O(n^2) is bad - can it be fixed?

Fri May 25 16:17:44 EDT 2001

[Courageous]
> The use of the word "millions" is hyperbolous, yes?

Depends on the app, of course.  For example, you only need one dict mapping a few million keys to lists of associated
items to get a few million lists.  While not "a typical app", that's typical of *some* reasonable apps.

> I just can't imagine that adding a 32 bit number to every list in
> Python is all that big a deal.

Adding a new data member to a builtin type is always a big deal, and has gotten bigger lately due to the emerging
popularity of Python ports to small devices.  In any case, Guido rejected this idea the last time it went around (hence
my "no chance" -- nothing material has changed since then, and this is repetition of arguments made many times before).
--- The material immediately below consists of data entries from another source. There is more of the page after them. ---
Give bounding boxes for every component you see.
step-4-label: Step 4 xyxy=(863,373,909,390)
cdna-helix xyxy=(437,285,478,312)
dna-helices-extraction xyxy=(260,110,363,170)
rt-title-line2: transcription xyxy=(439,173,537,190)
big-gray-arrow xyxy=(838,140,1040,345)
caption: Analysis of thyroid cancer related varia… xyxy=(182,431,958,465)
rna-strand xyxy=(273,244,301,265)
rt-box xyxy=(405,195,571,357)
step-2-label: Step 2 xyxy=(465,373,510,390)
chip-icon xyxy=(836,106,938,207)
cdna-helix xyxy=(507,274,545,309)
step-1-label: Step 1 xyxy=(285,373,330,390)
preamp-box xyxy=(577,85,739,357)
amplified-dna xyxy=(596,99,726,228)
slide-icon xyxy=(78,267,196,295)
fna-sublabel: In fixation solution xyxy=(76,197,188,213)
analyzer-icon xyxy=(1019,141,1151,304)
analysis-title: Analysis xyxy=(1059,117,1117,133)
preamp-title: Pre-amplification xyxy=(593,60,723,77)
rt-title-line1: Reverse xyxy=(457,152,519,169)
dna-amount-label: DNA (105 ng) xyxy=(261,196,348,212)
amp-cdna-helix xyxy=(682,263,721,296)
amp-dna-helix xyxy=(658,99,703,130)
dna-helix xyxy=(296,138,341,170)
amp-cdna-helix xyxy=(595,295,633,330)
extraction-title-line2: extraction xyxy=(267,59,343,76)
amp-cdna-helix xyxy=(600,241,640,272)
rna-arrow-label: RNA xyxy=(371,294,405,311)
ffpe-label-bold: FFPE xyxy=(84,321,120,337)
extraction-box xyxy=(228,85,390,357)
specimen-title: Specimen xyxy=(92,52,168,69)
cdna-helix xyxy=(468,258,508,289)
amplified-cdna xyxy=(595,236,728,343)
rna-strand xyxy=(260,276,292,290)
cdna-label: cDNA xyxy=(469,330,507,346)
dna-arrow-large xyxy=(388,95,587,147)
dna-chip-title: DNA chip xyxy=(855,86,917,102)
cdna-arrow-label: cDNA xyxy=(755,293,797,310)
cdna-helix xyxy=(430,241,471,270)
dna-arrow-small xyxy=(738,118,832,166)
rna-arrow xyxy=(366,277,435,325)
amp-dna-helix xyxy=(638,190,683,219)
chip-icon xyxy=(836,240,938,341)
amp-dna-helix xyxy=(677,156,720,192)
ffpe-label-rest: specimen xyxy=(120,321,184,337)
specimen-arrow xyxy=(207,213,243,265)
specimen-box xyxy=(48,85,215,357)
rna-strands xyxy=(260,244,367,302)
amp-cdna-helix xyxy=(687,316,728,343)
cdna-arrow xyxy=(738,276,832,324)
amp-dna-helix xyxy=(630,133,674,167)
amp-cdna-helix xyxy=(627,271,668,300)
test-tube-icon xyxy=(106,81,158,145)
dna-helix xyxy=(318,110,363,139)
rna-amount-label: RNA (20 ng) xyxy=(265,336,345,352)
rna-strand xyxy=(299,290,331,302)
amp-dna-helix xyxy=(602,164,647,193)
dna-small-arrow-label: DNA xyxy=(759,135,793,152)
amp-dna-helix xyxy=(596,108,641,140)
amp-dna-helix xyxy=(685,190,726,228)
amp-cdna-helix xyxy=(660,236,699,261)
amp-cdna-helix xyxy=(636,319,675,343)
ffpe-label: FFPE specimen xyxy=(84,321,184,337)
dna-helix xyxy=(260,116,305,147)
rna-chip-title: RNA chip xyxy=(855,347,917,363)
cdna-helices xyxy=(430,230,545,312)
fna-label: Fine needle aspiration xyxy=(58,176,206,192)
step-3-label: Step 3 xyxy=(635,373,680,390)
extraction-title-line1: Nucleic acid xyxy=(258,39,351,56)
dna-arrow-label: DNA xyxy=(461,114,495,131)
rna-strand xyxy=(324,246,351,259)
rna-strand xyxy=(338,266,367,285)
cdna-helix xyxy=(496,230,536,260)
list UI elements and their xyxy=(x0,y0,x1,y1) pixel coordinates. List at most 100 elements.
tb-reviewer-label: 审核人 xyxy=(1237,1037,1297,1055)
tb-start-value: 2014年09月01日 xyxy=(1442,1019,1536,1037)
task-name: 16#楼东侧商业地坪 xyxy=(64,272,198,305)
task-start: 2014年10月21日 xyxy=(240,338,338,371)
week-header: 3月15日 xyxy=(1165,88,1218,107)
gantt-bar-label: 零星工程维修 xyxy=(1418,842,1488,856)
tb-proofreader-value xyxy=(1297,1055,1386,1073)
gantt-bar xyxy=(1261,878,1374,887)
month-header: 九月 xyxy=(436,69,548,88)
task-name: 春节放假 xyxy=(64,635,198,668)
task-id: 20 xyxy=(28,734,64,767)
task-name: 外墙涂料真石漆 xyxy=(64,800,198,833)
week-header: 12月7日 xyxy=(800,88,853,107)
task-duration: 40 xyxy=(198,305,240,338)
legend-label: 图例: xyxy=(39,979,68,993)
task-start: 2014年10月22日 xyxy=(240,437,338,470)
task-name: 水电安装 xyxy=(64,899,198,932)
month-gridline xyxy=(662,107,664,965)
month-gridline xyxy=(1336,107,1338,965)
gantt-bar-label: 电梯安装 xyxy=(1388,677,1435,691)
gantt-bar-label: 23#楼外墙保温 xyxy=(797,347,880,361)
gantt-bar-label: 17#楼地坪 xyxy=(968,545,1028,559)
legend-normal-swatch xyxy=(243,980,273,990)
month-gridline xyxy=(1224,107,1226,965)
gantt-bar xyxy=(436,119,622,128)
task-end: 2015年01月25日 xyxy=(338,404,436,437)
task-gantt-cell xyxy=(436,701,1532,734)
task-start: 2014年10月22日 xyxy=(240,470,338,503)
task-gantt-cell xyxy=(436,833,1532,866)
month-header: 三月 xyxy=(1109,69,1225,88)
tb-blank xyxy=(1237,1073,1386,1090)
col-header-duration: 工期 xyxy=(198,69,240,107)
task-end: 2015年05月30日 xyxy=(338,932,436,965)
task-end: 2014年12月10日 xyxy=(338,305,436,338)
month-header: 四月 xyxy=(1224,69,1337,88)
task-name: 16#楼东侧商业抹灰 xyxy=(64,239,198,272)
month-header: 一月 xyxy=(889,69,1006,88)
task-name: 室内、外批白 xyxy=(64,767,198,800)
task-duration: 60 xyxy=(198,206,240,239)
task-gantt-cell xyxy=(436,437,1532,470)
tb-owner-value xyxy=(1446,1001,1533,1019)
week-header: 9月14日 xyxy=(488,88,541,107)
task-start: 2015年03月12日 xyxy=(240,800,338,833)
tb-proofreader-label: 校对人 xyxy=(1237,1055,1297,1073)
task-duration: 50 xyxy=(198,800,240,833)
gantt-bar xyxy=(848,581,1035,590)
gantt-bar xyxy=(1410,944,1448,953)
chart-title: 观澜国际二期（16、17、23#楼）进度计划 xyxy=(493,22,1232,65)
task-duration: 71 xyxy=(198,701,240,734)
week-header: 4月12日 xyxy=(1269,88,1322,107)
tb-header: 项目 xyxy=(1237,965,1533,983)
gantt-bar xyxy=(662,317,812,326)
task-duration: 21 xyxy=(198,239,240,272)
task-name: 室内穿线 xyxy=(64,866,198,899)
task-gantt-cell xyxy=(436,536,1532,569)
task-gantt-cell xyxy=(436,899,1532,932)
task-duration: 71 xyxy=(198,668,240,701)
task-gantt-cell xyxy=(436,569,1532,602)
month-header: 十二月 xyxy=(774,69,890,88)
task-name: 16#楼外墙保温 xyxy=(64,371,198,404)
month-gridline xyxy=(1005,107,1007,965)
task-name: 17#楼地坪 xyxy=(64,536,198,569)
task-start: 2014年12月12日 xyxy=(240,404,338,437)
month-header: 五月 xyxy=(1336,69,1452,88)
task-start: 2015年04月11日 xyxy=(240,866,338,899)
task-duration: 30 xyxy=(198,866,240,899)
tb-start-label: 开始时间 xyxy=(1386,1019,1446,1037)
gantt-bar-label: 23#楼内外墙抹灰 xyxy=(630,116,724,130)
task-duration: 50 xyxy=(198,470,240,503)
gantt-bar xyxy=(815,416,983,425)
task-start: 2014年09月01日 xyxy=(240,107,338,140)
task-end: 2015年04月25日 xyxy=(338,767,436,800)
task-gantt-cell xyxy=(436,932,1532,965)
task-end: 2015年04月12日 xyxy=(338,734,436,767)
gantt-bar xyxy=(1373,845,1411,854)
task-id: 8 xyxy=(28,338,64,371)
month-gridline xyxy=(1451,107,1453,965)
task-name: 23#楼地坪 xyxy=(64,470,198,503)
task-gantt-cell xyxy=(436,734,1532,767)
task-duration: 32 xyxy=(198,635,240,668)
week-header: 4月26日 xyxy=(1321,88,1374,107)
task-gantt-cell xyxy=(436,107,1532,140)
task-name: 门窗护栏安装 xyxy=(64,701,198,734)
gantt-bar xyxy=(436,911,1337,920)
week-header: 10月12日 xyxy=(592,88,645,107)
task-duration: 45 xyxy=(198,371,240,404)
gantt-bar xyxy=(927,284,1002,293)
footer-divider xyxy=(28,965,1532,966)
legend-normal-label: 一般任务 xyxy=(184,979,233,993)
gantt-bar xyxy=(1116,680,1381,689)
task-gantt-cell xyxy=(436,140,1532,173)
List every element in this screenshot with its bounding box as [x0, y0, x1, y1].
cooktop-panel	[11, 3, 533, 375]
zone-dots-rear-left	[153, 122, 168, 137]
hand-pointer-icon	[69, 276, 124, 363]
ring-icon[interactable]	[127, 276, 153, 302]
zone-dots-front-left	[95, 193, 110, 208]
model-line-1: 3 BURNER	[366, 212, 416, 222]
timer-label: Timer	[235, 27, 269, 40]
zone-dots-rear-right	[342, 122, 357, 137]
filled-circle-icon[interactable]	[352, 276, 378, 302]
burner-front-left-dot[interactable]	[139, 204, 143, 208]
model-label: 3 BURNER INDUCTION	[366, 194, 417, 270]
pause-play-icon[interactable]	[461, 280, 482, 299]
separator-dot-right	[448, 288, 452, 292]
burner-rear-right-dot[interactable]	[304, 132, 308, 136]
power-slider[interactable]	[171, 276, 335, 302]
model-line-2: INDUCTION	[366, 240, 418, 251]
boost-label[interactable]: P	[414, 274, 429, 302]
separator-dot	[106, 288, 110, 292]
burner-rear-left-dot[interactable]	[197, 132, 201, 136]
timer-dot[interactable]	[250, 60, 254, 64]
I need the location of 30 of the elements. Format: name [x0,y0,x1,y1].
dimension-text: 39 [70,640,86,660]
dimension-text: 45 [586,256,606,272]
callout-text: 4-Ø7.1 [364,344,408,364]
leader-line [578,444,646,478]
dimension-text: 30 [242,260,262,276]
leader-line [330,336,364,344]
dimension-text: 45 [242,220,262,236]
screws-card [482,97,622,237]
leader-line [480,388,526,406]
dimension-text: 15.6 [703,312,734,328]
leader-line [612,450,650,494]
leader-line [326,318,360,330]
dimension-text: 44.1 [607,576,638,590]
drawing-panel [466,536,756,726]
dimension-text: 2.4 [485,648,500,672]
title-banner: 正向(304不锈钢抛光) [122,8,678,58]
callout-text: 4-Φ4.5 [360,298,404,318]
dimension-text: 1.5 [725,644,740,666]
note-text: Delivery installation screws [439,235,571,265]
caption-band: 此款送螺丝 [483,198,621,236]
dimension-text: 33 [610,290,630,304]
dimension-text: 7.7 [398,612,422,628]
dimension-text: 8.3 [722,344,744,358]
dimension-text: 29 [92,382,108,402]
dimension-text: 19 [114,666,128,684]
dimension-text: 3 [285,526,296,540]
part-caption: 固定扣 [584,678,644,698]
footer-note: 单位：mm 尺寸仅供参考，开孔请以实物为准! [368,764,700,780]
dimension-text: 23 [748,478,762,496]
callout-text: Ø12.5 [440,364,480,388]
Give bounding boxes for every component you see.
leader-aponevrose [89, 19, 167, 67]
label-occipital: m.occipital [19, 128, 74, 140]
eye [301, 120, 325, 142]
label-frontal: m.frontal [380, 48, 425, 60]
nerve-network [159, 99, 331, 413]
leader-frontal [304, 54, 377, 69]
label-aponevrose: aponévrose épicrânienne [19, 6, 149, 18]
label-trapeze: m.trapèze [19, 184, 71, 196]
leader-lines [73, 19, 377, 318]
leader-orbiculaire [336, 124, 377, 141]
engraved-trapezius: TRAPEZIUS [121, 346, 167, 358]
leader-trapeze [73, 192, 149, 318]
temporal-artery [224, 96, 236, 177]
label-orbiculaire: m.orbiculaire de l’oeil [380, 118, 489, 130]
I'm going to try to stop the Win9X madness via a no-new-data hack, against the day we can do it right (via PyMalloc).
BTW, I'm actually more appalled that the current ROUNDUP macro uses integer division (a very slow operation on some
boxes).

> Do you have actual numbers here?

Every you time you run a Python program, it emails detailed runtime statistics to Guido via a secret backdoor in the
code.  And that's the real reason list.append() eventually slows down, but only on systems like Windows with poor email
performance <wink>.

> ...
> And there are alternatives; I can't be the only one to have written a
> list replacement.

I don't recall another list replacement implemented *as* a list.  More popular is to try some flavor of balanced tree,
or a skip list.

> ...
> The other day I modded my Python distro to do postmortem's on all
> Python dictionaries after a run of the pystone suite; this forced
> me to keep them from ever being destroyed

If you do this again, write the info you want to analyze to a text file (opened for append) at the start of
dict_dealloc().  Then you don't need to keep the dicts alive, and can write Python programs to analyze the text-file
dumps later.  For example, write out the dict size, and for those slots that aren't empty write the index and key hash
code (special-casing dummies).

BTW, pystone makes no attempt to model data usage:  it's an artificial benchmark from the Drhystone line, pasting
together senseless code contrived to recreate the aggregate operation-count statistics obtained from traces of "real
programs".  In pystone's case, it's a recoding in Python of a recoding in C of a synthetic Ada program that sought to
reproduce the relative operation counts across traced runs of some low-level integer systems programs.  Its relation to
"typical Python programs" is thus non-existent:  it makes no use of classes except to fake a C struct, makes heavy use
of module globals, and doesn't even use Python's "for" loop except to simulate Ada's integer-counter loop.  It makes no
explict use of dicts at all, and uses lists only to fake fixed-size C arrays; etc.  The best that can be said is that
what it measures *can* be measured <0.9 wink -- and that's useful, provided you don't read much into it>.